Hace 70 años ya, se publicó el número 27 de Detective Comics, presentando por primera vez a aquel que llegaría a ser uno de los más grandes íconos populares del cómic, Bat-Man, creación de Bob Kane y Bill Finger.Tal vez podría pensarse que sólo era un superhéroe más, pero lo maravilloso de esa primera aparición era que se presentaba a un héroe sin un código como después se establecería (con un marcado respeto por la vida humana, por ejemplo), sino uno al que no le importa cómo se solucione el crimen, sin un particular interés por lo que ocurra con el criminal. En el caso de este número en particular, el asesino cae en un tonel de ácido, a lo que Batman sólo respondería: “A fitting end for his kind”, actitud que lo acompañaría por algún tiempo.
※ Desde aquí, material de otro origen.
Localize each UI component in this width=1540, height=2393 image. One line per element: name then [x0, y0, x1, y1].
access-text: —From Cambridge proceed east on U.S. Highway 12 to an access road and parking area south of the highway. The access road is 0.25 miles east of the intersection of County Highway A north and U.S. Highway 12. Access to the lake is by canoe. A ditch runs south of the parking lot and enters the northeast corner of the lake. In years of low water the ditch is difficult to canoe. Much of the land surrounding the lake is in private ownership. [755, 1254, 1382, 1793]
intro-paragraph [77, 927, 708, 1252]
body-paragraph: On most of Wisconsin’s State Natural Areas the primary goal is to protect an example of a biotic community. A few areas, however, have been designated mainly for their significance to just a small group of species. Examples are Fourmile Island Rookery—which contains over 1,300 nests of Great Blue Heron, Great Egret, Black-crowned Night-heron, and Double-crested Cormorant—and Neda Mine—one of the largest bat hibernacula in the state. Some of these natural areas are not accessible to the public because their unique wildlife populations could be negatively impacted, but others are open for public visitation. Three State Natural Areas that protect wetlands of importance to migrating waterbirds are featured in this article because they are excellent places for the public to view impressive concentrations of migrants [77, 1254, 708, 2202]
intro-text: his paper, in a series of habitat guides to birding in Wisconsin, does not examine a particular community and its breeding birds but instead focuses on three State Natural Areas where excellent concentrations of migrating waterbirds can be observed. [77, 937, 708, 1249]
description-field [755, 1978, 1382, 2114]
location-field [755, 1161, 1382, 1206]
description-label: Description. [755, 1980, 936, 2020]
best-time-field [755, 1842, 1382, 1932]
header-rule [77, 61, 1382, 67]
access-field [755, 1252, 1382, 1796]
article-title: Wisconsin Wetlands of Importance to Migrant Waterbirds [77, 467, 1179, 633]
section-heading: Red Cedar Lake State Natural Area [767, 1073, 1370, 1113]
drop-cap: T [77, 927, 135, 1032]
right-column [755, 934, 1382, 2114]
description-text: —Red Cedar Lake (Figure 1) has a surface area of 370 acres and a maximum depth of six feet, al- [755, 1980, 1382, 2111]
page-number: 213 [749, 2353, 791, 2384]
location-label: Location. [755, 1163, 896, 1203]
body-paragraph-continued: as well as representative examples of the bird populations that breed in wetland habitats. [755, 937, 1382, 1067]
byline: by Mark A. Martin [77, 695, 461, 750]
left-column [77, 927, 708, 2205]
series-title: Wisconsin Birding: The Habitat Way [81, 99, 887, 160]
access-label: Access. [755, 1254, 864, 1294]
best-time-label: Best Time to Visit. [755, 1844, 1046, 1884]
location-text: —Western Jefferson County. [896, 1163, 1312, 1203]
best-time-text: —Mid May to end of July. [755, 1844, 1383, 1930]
Pero este comportamiento pronto se vio amainado con la aparición del Joven Maravilla, unos cuantos meses después, y el Hombre Murciélago se convertiría en una figura un tanto paternal, que además de depender de su habilidad deductiva, dependía de una de artículos como el batimóvil, el batarang, y una multitud de dispositivos presentados con el ya conocido prefijo “bati” (gag que llegaría a extremos un tanto deshonrosos, como es el caso del bati-repelente de tiburones, en la película de 1966). Durante esta etapa, Batman utilizaba los medios que tenía a su disposición para detener al criminal, los cuales también podían llegar a ser ridículos, pero no por eso menos eficaces. Ejemplos de esto son un pastel gigante relleno de murciélagos (en “The Joker’s Crime Costumes”, Batman No. 63, de 1951), varios modelos a escala del batimóbil y el batiavión (en “The Joker’s Jury”, Batman No. 163, de 1964), o dos gigantescos tubos de pintura (En “The Joker’s Happy Victims”, Batman Kellog’s Special, de 1966).
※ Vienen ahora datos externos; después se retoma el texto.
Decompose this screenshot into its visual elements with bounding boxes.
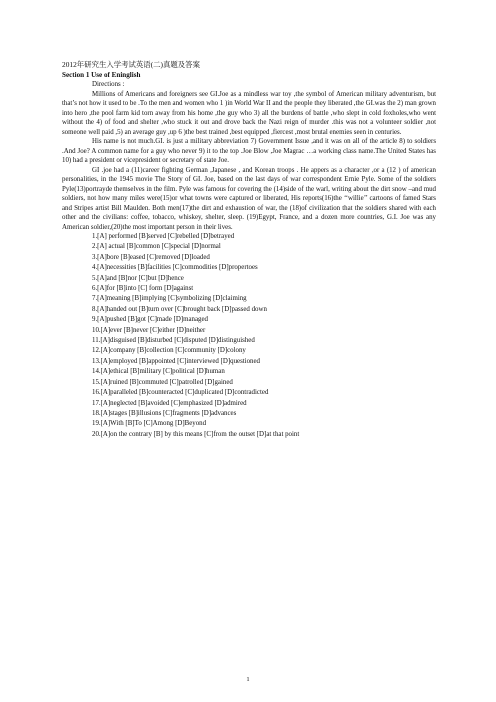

Afortunadamente llegaron los 70, y el personaje, llevado por Dennis O’Neill, Neil Adams, Jim Aparo, y un largo etcétera, regresaba a un punto en que todo podía solucionarse gracias a la deducción y a su entrenamiento físico, un personaje en las sombras. Pero es tal vez en los 80 cuando el Caballero Oscuro regresaba a la oscuridad propia del personaje. Alan Moore, en The Killing Joke, explicaba la relación de dependencia que existe entre Batman y el Guasón, cómo uno no puede existir sin el otro. Frank Miller nos mostró un mundo en el futuro en el Batman tiene que recurrir a unos métodos similares a los que utilizan los villanos a los que combate, sin cruzar la línea que lo separa de ellos, y además se presentaba como un digno rival de Superman, golpe por golpe, dispuesto a hacer el último sacrificio en pro de sus ideales. Y Grant Morrison, en Arkham Asylum, presentaba a un Batman dispuesto a cualquier cosa con tal de demostrar que él es diferente a los residentes del Asilo Arkham, todos los villanos a los que ha capturado una y otra vez, pero que esta vez ellos son los que lo tienen atrapado.
Durante los 90 se dio el cambio más drástico hasta ese momento, Bane rompió al Hombre Murciélago, incapacitándolo para continuar su lucha, pero su lugar fue ocupado por Jean Paul Valley, conocido como Azrael, hasta el regreso triunfal de Bruce Wayne, de quien este año no sólo celebramos el 70 aniversario, sino lamentamos su muerte.
Pero si en el amplio universo de los cómics existe un personaje que merece descansar en paz (sea al menos unos cuantos meses, si es que DC Comics decide que él siga siendo el único y verdadero Batman), es Bruce Wayne.
El Caballero Oscuro ha muerto… Larga Vida al Caballero Oscuro.